Replace standard equality checks with a constant-time comparison function. In Rust, the subtle crate provides ConstantTimeEq for this purpose. This ensures that comparing a hash or token does not leak information via timing.

use actix_web::{post, web, HttpResponse};
use sqlx::postgres::PgPoolOptions;
use sqlx::FromRow;
use subtle::ConstantTimeEq;

#[derive(FromRow)]
struct User {
    id: i32,
    password_hash: String,
}

#[post("/login")]
async fn login(
    pool: web::Data<sqlx::PgPool>,
    form: web::Form<LoginForm>,
) -> HttpResponse {
    let user = sqlx::query_as::<_, User>("SELECT id, password_hash FROM users WHERE username = $1")
        .bind(&form.username)
        .fetch_optional(pool.get_ref())
        .await
        .unwrap_or_default();

    // Retrieve the stored hash or a dummy of the same length.
    let stored_hash = user.map(|u| u.password_hash).unwrap_or_else(|| "0".repeat(64));
    // Constant-time comparison regardless of user existence.
    let valid = stored_hash.ct_eq(&form.password).into();

    if valid {
        HttpResponse::Ok().finish()
    } else {
        HttpResponse::Unauthorized().finish()
    }
}

This approach ensures that the comparison always takes the same amount of time, even when the user does not exist, because we substitute a same-length dummy hash when the row is absent.

Consistent query behavior for existence checks

If you must check existence, perform work that is independent of the secret. Avoid early returns based on row presence when handling sensitive operations. For non-sensitive lookups, you can still use standard queries, but for authentication, prefer the constant-time pattern above.

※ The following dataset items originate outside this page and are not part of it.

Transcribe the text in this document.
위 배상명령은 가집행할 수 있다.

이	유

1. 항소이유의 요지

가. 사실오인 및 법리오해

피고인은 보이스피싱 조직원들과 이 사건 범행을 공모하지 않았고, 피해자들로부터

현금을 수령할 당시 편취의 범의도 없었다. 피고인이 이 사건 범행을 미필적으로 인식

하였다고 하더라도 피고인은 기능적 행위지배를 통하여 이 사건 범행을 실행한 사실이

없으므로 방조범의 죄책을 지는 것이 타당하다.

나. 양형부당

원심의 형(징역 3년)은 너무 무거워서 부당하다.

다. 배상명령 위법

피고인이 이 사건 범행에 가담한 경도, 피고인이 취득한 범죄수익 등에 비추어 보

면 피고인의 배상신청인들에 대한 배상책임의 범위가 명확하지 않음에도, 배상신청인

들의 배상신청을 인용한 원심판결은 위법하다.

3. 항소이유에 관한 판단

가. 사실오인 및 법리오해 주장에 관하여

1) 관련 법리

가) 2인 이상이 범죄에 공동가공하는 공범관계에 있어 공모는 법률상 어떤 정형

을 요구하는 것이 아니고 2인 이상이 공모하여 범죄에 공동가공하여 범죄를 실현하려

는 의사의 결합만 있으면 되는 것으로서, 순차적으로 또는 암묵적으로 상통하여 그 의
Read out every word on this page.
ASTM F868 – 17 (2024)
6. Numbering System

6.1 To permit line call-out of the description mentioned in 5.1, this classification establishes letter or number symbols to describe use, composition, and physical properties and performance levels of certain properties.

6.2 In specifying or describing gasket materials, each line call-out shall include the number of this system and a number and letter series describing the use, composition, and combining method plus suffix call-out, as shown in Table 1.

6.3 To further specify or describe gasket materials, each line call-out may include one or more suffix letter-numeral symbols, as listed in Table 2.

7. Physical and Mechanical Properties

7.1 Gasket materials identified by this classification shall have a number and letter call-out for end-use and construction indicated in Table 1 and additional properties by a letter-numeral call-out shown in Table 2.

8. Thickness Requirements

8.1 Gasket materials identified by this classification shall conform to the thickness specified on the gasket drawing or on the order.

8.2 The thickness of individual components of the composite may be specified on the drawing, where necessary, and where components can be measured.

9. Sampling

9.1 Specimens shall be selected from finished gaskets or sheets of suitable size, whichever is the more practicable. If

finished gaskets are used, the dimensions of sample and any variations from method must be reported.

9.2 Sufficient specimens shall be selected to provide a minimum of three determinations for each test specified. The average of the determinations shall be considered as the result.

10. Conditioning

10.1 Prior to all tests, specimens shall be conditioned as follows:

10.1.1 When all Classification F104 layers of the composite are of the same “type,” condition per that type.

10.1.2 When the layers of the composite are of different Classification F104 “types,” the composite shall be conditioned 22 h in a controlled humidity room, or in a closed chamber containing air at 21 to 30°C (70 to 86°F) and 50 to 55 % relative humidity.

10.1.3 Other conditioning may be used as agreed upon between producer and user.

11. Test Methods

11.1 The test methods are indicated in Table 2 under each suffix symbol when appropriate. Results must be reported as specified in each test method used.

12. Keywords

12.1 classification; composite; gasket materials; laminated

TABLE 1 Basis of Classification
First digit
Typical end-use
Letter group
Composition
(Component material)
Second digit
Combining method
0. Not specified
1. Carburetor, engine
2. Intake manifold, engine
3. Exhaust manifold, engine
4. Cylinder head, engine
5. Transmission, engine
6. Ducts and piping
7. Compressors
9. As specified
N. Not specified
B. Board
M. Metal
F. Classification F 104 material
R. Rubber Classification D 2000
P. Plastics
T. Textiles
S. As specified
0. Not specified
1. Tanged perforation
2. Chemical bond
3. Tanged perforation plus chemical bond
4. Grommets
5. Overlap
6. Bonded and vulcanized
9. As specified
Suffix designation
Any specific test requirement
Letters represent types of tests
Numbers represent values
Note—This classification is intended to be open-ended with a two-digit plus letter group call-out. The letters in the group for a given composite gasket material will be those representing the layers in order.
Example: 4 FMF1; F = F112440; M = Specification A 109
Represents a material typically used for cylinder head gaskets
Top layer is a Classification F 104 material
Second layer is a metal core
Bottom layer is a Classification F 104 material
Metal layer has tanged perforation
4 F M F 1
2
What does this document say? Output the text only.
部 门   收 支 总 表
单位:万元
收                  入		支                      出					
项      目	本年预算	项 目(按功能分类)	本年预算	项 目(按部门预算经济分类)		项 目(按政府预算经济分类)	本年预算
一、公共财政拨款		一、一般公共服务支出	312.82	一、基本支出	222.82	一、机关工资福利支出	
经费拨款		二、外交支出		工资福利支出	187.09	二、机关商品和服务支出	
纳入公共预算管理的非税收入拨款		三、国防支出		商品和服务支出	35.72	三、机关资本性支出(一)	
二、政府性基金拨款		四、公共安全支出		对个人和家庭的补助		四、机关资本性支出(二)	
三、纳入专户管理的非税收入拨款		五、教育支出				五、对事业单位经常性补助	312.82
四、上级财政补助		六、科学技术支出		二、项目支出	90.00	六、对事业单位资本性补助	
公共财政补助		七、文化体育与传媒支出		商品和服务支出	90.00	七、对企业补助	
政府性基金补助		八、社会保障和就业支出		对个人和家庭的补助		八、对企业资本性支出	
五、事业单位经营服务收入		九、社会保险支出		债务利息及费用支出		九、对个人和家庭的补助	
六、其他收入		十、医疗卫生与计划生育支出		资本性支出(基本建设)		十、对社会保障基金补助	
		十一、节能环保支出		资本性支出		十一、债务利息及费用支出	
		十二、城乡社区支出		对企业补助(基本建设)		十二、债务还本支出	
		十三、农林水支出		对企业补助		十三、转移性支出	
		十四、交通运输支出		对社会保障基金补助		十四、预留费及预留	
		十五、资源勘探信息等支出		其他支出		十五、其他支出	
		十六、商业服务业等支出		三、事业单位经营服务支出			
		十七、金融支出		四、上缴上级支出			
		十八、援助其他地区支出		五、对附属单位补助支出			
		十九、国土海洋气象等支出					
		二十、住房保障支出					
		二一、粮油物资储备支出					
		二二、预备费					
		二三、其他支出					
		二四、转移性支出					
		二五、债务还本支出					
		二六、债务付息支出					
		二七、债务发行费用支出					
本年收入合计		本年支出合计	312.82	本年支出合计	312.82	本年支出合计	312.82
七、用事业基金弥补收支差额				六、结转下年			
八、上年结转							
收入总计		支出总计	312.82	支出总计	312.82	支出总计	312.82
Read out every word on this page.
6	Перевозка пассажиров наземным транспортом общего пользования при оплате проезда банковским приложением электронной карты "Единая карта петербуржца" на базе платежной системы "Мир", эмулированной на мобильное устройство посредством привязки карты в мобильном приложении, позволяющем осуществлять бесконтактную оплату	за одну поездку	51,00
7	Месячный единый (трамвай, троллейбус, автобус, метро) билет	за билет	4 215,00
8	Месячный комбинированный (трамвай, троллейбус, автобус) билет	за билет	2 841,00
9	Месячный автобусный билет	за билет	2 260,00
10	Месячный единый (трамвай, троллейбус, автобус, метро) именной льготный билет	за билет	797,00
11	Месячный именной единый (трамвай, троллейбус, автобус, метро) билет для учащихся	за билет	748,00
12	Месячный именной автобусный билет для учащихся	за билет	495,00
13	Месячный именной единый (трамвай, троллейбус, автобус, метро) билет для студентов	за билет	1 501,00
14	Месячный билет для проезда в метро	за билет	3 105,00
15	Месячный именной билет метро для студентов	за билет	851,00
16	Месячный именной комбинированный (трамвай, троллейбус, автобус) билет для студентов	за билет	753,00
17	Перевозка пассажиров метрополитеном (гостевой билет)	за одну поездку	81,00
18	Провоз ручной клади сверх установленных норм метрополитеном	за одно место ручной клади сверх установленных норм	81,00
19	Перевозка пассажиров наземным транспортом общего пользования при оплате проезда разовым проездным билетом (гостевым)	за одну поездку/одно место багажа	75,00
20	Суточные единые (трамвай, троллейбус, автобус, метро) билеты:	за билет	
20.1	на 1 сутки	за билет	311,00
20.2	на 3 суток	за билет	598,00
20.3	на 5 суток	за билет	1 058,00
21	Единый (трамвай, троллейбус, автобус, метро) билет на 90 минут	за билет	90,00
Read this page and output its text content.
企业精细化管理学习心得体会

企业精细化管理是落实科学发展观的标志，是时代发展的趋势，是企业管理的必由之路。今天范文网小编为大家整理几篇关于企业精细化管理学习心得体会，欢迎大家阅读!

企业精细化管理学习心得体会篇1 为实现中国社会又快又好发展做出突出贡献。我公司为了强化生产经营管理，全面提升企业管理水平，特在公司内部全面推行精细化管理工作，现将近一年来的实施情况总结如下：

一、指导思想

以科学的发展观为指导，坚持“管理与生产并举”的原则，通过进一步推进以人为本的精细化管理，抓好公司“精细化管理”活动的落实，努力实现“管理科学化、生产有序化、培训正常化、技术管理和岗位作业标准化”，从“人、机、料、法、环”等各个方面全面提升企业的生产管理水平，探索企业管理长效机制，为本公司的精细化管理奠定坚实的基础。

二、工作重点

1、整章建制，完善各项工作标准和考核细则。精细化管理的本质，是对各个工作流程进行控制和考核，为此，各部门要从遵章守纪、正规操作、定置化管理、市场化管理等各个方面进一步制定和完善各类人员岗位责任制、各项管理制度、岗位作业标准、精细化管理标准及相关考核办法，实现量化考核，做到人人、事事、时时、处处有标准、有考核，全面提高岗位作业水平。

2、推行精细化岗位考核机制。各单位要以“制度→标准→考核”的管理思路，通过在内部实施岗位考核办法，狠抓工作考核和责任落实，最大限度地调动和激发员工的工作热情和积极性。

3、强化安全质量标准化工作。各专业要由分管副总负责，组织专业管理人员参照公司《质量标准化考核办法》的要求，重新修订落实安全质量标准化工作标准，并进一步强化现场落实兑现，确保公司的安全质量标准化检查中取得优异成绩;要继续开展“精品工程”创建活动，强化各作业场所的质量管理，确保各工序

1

Avoid branching on sensitive database-derived values

Do not branch logic based on whether a row was found when that row contains secrets. Instead, unify the code path so that the same operations execute for valid and invalid users, differing only in the final comparison result.

Use parameterized queries and prepared statements

Always use SQLx’s parameterized queries to avoid injection and ensure stable execution paths. CockroachDB benefits from prepared statement caching, and using placeholders keeps query planning consistent.

let user: Option<User> = sqlx::query_as(
        "SELECT id, password_hash FROM users WHERE username = $1",
    )
    .bind(username)
    .fetch_optional(pool.get_ref())
    .await?;

Consider server-side delays only as a last resort

While adding artificial delays can obscure timing differences, it is fragile and can harm availability. Prefer fixing the application logic to remove data-dependent timing variation. middleBrick’s scans can highlight inconsistent response patterns that suggest timing risks, but remediation must be implemented in code.

Frequently Asked Questions

Can a timing attack reveal valid usernames even when the API always returns 401?
Yes. If the server performs a database lookup and a comparison only when the username exists, the extra processing time can make responses for valid usernames measurably longer, enabling username enumeration despite uniform error responses.
Does using an ORM or query builder prevent timing attacks with CockroachDB in Actix?
Not by itself. ORMs can still produce data-dependent branches if the application compares secrets after fetching rows. Use constant-time comparison and avoid branching on sensitive values regardless of the query layer.